Dark Web Dynamics and Law Enforcement Impact

Compromised datasets, access credentials, and even ransomware binaries are traded on Telegram channels and underground forums, while law enforcement takedowns of major platforms create temporary disruption but not long‑term elimination. Seizures of forums and data leak sites complicate coordination for threat actors but historically lead to migration and fragmentation rather than eradication. This dynamic underscores the need for defenders to monitor underground markets and integrate threat intelligence into detection and response pipelines.

Conclusion and Technical Recommendations

Defensive programs must combine proactive patching, driver blocklists, MFA and ZTNA for remote access, endpoint integrity monitoring, network segmentation, immutable backups, and tested incident response. Prioritize Microsoft’s Vulnerable Driver Blocklist in Windows environments, adopt continuous authentication, and instrument telemetry that remains trustworthy even when agents are targeted. Investing in these layered controls reduces the effectiveness of modern ransomware playbooks and shifts the economics away from attackers.

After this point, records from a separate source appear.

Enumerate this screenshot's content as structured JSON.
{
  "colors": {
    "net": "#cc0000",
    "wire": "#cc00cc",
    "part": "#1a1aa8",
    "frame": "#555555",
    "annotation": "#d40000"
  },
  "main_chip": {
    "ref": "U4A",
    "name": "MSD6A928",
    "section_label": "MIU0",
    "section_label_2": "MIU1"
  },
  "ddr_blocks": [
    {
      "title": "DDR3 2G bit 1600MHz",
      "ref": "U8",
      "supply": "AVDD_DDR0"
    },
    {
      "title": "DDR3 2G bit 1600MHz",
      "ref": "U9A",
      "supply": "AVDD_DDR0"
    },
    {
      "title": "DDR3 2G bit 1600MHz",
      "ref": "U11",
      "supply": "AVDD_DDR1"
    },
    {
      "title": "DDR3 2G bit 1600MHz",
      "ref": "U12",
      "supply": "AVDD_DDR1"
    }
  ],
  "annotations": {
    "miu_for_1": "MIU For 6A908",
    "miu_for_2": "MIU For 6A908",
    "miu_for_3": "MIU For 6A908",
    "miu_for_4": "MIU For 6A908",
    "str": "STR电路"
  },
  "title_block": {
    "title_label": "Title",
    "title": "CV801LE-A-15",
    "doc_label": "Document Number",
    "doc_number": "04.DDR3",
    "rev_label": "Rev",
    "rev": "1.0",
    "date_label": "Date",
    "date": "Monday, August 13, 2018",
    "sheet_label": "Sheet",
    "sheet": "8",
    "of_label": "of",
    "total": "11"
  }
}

Our Opinion on the 2026 Ransomware Landscape

The 2026 trends reflect a predictable adversary response to improved defensive posture: when direct monetization via encryption becomes less reliable, attackers pivot to data monetization and resilience‑busting techniques. The integration of post‑quantum primitives into malware is a technical milestone that should alarm cryptographers and incident responders alike; it signals that threat actors are preparing for a future where quantum capabilities could be weaponized, and they are hardening their tools preemptively. Simultaneously, the commoditization of access and the professionalization of new groups like The Gentlemen indicate a market that rewards operational discipline and low‑noise campaigns. For defenders, the takeaway is to treat ransomware as a multi‑vector business risk: invest in cryptographic agility, assume endpoint agents can be compromised, and build detection and recovery capabilities that do not depend on a single control plane. Rapid patching, credential hygiene, and immutable backups remain necessary but no longer sufficient—organizations must elevate data governance, threat intelligence, and incident orchestration to match the attackers’ industrial scale.